Martin Rees, Astronomer Royal for Britain, succeeded Hoyle both as Plumian Professor and as director of the Institute of Astronomy at the University of Cambridge. He remembers Hoyle fondly as being always supportive, in spite of the fact that some of Rees’s own work on the cosmic microwave background and on quasars helped bring about the collapse of the steady state theory. Rees still holds Hoyle in the highest regard—a photograph of Hoyle hangs on the wall of Rees’s office at the Institute of Astronomy. Rees offered two tantalizing potential causes for Hoyle’s dissidence. First, he emphasized the negative effects of scientific isolation. He explained that from about the mid-1960s on, Hoyle talked about science almost exclusively with his close collaborators: a very small group that included Jayant Narlikar, Chandra Wickramasinghe, and the Burbidges. Since these scientists rarely if ever disagreed with Hoyle, this was clearly not a good recipe for changing one’s views. To my surprise, Rees told me that even though Hoyle had always been very generous and encouraging, he almost never discussed science with him. In fact, Hoyle did not compare notes about new scientific discoveries with any young cosmologists outside his circle of supporters.

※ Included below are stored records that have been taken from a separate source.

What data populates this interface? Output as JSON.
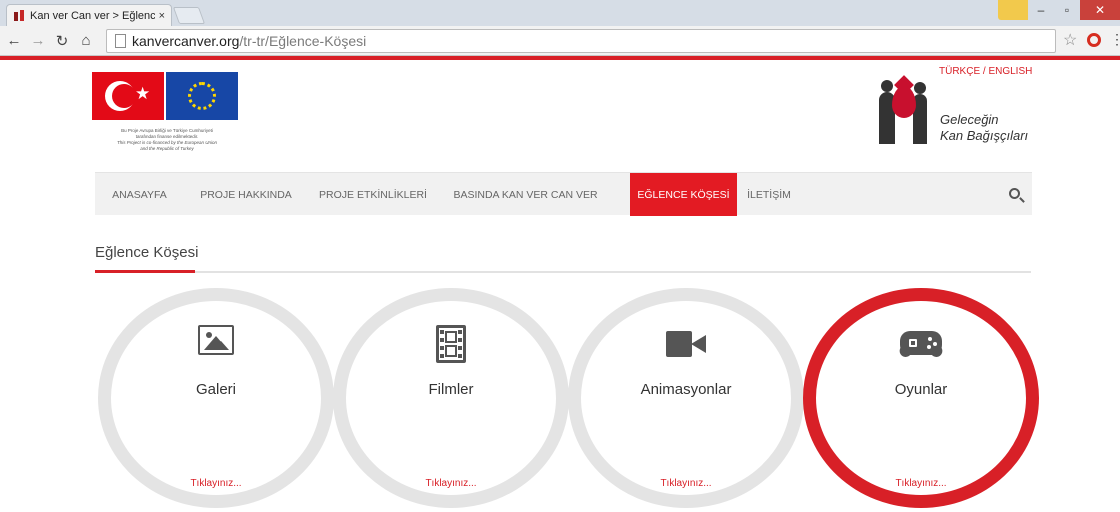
{
  "browser": {
    "tab_title": "Kan ver Can ver > Eğlence",
    "tab_close": "×",
    "url_host": "kanvercanver.org",
    "url_path": "/tr-tr/Eğlence-Köşesi"
  },
  "header": {
    "funding_note_tr_1": "Bu Proje Avrupa Birliği ve Türkiye Cumhuriyeti",
    "funding_note_tr_2": "tarafından finanse edilmektedir.",
    "funding_note_en_1": "This Project is co-financed by the European Union",
    "funding_note_en_2": "and the Republic of Turkey",
    "language_switch": "TÜRKÇE / ENGLISH",
    "brand_line_1": "Geleceğin",
    "brand_line_2": "Kan Bağışçıları"
  },
  "nav": {
    "items": [
      {
        "label": "ANASAYFA"
      },
      {
        "label": "PROJE HAKKINDA"
      },
      {
        "label": "PROJE ETKİNLİKLERİ"
      },
      {
        "label": "BASINDA KAN VER CAN VER"
      },
      {
        "label": "EĞLENCE KÖŞESİ",
        "active": true
      },
      {
        "label": "İLETİŞİM"
      }
    ]
  },
  "section": {
    "title": "Eğlence Köşesi"
  },
  "cards": [
    {
      "label": "Galeri",
      "link": "Tıklayınız...",
      "icon": "image-icon"
    },
    {
      "label": "Filmler",
      "link": "Tıklayınız...",
      "icon": "film-icon"
    },
    {
      "label": "Animasyonlar",
      "link": "Tıklayınız...",
      "icon": "video-camera-icon"
    },
    {
      "label": "Oyunlar",
      "link": "Tıklayınız...",
      "icon": "gamepad-icon",
      "active": true
    }
  ],
  "colors": {
    "accent": "#d82027",
    "circle_border": "#e4e4e4"
  }
}
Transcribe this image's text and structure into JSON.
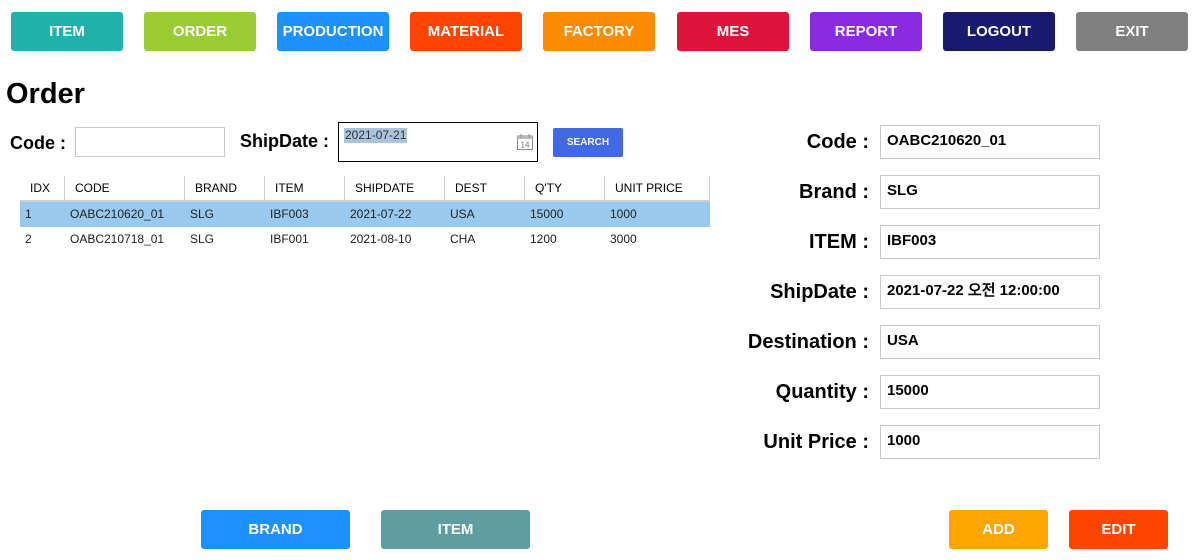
{
  "nav": {
    "buttons": [
      {
        "label": "ITEM",
        "color": "#20b2aa"
      },
      {
        "label": "ORDER",
        "color": "#9acd32"
      },
      {
        "label": "PRODUCTION",
        "color": "#1e90ff"
      },
      {
        "label": "MATERIAL",
        "color": "#ff4500"
      },
      {
        "label": "FACTORY",
        "color": "#ff8c00"
      },
      {
        "label": "MES",
        "color": "#dc143c"
      },
      {
        "label": "REPORT",
        "color": "#8a2be2"
      },
      {
        "label": "LOGOUT",
        "color": "#191970"
      },
      {
        "label": "EXIT",
        "color": "#808080"
      }
    ]
  },
  "page": {
    "title": "Order"
  },
  "search": {
    "code_label": "Code :",
    "code_value": "",
    "shipdate_label": "ShipDate :",
    "shipdate_value": "2021-07-21",
    "calendar_day": "14",
    "search_label": "SEARCH"
  },
  "grid": {
    "columns": [
      "IDX",
      "CODE",
      "BRAND",
      "ITEM",
      "SHIPDATE",
      "DEST",
      "Q'TY",
      "UNIT PRICE"
    ],
    "rows": [
      {
        "idx": "1",
        "code": "OABC210620_01",
        "brand": "SLG",
        "item": "IBF003",
        "shipdate": "2021-07-22",
        "dest": "USA",
        "qty": "15000",
        "price": "1000",
        "selected": true
      },
      {
        "idx": "2",
        "code": "OABC210718_01",
        "brand": "SLG",
        "item": "IBF001",
        "shipdate": "2021-08-10",
        "dest": "CHA",
        "qty": "1200",
        "price": "3000",
        "selected": false
      }
    ]
  },
  "detail": {
    "fields": [
      {
        "label": "Code :",
        "value": "OABC210620_01"
      },
      {
        "label": "Brand :",
        "value": "SLG"
      },
      {
        "label": "ITEM :",
        "value": "IBF003"
      },
      {
        "label": "ShipDate :",
        "value": "2021-07-22 오전 12:00:00"
      },
      {
        "label": "Destination :",
        "value": "USA"
      },
      {
        "label": "Quantity :",
        "value": "15000"
      },
      {
        "label": "Unit Price :",
        "value": "1000"
      }
    ]
  },
  "bottom": {
    "brand_label": "BRAND",
    "brand_color": "#1e90ff",
    "item_label": "ITEM",
    "item_color": "#5f9ea0",
    "add_label": "ADD",
    "add_color": "#ffa500",
    "edit_label": "EDIT",
    "edit_color": "#ff4500"
  }
}
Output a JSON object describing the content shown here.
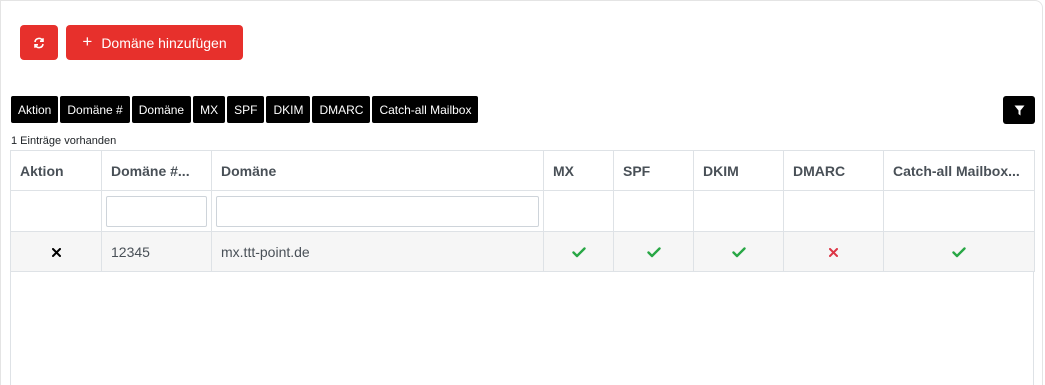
{
  "toolbar": {
    "refresh_icon": "refresh-icon",
    "add_domain_label": "Domäne hinzufügen",
    "add_icon": "plus-icon"
  },
  "column_toggles": [
    "Aktion",
    "Domäne #",
    "Domäne",
    "MX",
    "SPF",
    "DKIM",
    "DMARC",
    "Catch-all Mailbox"
  ],
  "filter_icon": "filter-icon",
  "entries_count": "1 Einträge vorhanden",
  "table": {
    "headers": [
      "Aktion",
      "Domäne #...",
      "Domäne",
      "MX",
      "SPF",
      "DKIM",
      "DMARC",
      "Catch-all Mailbox..."
    ],
    "filter_inputs": {
      "domain_id": "",
      "domain": ""
    },
    "rows": [
      {
        "action_icon": "close-icon",
        "domain_id": "12345",
        "domain": "mx.ttt-point.de",
        "mx": "ok",
        "spf": "ok",
        "dkim": "ok",
        "dmarc": "fail",
        "catch_all": "ok"
      }
    ]
  },
  "colors": {
    "accent_red": "#e7302c",
    "check_green": "#28a745",
    "fail_red": "#dc3545"
  }
}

Rees made a second interesting observation, which was reminiscent of one of Faulkner’s remarks. He noted that in the late stages of their working lives, some scientists lose interest in the routine, incremental advances that normally characterize long stretches of scientific efforts, and they turn their attention to completely new branches of science, sometimes even outside their area of expertise. Rees pointed to Linus Pauling’s almost obsessive preoccupation with vitamin C late in his career as an example of this phenomenon, and he held Hoyle’s misguided endeavors regarding the origin of life on Earth in a similar light.

There is no doubt that the factors suggested by Rees, Eggleton, and Faulkner played roles in Hoyle’s stubbornness. A few statements made by Hoyle himself provide the best evidence. In Home Is Where the Wind Blows, he wrote the following striking paragraph:

The problem with the scientific establishment goes back to the small hunting parties of prehistory. It must then have been the case that, for a hunt to be successful, the entire party was needed. With the direction of prey uncertain, as the direction of the correct theory in science is initially uncertain, the party had to make a decision about which way to go, and then they all had to stick to the decision, even if it was merely made at random. The dissident who argued that the correct direction was precisely opposite from the chosen direction had to be thrown out of the group, just as the scientist today who takes a view different from the consensus finds his papers rejected by journals and his applications for research grants summarily dismissed by state agencies. Life must have been hard in prehistory, for the more a hunting party found no prey in its chosen direction, the more it had to continue in that direction, for to stop and argue would be to create uncertainty and to risk differences of opinion breaking out, with the group then splitting disastrously apart. This is why the first priority among scientists is not to be correct but for everybody to think the same way. It is this perhaps instinctive primitive motivation that creates the establishment.